Entsu-ji Temple (Kyoto City) (円通寺 (京都市))
The Entsu-ji Temple was a Buddhist temple of the Myoshin-ji Temple school of the Rinzai sect, located in Iwakura Hataeda-cho, Sakyo Ward, Kyoto City. Its sango (literally, "mountain name," which is the title prefixed to the name of a Buddhist temple) is Daihizan.
The principal image is Sho Kannon (Aryavalokitesvara). It is known for the Japanese Garden of Entsu-ji Temple (designated as a National Site of Scenic Beauty), as mentioned below.
Originally, it was Emperor Gomizunoo's villa called Hataeda Palace; its Karesansui Garden (dry-landscape garden), as mentioned below, was erected around the same time. The temple has been the Imperial Family's place of prayer since its founding in 1678 by Enkoin Buneini, a wet nurse of Emperor Reigen.
Entsu-ji Temple Garden
It's a dry-landscape garden designated as a National Site of Scenic Beauty. Some 40 garden rocks, large and small, were probably arranged by Emperor Gomizunoo himself when he became the Retired Emperor. The garden has the borrowed landscape of Mt. Hiei, as seen at the back; Retired Emperor Gomizunoo, who looked for a place that was notable for a splendid view of Mt. Hiei, erected the villa here in Hataeda.

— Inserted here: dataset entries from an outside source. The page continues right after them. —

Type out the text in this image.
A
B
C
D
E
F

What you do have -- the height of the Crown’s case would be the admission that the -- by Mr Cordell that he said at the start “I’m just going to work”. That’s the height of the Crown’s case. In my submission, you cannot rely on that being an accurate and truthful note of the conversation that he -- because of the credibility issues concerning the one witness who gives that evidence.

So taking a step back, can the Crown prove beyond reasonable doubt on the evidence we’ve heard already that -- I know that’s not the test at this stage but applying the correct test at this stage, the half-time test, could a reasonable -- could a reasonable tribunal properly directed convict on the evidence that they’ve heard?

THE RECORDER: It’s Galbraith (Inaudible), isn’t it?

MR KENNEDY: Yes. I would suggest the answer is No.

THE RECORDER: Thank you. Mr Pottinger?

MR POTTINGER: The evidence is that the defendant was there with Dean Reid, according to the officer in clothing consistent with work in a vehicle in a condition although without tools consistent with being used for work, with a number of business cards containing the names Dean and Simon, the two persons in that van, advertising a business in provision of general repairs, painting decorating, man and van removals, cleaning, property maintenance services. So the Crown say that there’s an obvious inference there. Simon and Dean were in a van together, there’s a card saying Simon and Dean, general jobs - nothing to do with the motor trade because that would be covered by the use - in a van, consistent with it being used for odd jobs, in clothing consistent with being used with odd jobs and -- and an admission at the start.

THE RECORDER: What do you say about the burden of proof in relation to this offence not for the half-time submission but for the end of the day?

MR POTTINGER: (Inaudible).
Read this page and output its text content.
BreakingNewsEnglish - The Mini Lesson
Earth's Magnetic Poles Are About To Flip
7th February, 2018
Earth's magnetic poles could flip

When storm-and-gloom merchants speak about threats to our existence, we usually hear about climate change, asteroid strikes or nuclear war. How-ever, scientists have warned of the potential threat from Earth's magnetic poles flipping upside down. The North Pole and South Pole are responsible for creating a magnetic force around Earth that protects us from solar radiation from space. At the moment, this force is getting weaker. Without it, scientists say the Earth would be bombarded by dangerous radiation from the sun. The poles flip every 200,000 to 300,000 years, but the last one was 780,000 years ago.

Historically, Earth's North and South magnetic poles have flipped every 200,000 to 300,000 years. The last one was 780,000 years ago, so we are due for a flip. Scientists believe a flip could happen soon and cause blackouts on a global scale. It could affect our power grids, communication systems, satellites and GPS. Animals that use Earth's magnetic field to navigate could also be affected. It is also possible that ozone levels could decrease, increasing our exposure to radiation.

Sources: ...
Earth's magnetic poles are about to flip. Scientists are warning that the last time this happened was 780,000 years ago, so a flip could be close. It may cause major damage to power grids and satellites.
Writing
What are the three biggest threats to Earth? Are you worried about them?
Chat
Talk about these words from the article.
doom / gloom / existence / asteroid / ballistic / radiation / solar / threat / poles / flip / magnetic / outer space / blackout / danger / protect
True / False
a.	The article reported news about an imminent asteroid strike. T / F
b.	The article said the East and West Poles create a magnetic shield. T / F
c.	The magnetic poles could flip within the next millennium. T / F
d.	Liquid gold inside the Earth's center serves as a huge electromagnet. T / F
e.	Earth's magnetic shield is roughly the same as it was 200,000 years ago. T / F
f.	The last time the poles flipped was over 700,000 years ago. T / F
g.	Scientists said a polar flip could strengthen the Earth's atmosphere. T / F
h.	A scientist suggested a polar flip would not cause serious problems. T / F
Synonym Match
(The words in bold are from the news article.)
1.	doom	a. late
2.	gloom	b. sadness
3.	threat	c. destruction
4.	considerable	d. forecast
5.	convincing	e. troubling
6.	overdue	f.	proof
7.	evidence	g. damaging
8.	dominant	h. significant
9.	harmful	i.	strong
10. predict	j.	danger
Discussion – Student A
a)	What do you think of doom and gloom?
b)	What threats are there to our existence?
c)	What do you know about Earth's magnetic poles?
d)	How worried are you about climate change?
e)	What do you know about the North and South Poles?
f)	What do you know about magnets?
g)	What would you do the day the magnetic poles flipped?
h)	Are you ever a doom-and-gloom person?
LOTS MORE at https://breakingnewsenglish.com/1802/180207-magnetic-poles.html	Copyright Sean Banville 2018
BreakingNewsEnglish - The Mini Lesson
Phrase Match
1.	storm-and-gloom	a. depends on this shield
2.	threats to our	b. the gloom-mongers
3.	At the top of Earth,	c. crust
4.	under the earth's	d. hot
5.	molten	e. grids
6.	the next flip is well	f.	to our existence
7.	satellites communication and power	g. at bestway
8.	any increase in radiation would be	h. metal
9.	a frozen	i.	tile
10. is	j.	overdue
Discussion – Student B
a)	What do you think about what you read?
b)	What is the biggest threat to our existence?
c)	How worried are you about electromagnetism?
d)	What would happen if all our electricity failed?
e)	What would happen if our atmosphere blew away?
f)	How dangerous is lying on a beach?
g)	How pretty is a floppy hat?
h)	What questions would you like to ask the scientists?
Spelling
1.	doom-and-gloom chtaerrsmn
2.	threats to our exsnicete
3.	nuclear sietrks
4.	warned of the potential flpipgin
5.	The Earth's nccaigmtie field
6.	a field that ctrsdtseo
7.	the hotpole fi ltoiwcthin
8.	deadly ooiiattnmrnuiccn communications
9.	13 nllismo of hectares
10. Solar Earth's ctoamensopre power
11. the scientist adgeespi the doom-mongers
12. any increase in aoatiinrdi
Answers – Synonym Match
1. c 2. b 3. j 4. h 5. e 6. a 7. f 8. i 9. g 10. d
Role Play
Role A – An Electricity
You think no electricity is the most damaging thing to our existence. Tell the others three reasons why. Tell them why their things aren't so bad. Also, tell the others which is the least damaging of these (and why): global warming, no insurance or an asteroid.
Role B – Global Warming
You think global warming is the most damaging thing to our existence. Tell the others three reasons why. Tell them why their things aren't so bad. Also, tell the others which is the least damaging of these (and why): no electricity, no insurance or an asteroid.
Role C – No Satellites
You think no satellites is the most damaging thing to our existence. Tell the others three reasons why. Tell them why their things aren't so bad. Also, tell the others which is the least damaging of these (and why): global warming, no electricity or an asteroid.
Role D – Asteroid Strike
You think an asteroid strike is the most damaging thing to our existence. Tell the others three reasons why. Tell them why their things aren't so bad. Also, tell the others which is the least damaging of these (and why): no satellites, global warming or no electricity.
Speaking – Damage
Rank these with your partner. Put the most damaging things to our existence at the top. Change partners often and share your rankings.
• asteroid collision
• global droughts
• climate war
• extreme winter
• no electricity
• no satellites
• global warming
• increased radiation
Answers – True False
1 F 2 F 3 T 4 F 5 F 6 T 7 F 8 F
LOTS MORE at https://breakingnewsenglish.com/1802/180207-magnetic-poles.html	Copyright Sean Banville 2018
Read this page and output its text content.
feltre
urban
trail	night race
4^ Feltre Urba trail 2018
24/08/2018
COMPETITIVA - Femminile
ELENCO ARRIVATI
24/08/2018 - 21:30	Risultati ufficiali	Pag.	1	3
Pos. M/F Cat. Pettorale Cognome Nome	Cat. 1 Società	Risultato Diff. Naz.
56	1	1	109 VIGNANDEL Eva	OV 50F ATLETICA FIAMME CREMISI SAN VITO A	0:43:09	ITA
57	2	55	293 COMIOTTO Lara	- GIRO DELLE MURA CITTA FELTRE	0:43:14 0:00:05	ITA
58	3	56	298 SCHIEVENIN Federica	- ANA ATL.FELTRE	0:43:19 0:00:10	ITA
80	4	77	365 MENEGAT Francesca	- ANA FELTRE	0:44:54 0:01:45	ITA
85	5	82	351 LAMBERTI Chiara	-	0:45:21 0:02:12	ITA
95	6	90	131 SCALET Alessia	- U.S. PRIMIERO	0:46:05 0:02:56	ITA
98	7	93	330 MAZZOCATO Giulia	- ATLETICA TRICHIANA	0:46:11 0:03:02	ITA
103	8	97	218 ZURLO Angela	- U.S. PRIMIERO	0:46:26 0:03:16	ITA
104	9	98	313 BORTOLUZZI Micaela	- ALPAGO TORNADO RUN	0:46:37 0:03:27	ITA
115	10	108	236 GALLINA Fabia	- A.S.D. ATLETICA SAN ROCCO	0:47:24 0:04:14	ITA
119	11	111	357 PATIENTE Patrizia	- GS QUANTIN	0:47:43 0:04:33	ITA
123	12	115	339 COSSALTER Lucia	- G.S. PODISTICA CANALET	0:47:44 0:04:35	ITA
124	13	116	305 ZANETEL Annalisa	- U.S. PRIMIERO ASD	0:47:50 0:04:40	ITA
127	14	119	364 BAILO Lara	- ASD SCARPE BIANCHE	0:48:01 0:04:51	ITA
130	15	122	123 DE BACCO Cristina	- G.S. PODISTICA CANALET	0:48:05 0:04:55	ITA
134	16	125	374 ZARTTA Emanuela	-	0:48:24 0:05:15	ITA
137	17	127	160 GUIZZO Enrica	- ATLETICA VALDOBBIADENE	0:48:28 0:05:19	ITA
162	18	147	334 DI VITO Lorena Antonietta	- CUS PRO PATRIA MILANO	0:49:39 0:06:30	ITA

The Entsu-ji Temple Garden is particularly well known for the beautiful, borrowed landscape. So, there was concern that rapid urbanization, such as the construction of high-rise condominium buildings, might cause the destruction of such valuable borrowed landscapes. Therefore, Kyoto City established the Landscape Policy (its official name is the Vista View Creation Ordinance) to conserve borrowed landscapes such as that of Entsu-ji Temple Garden. Entsu-ji Temple is located in the Vista View Preservation Zone, in and around which the heights of buildings as well as the roof materials or designs are restricted.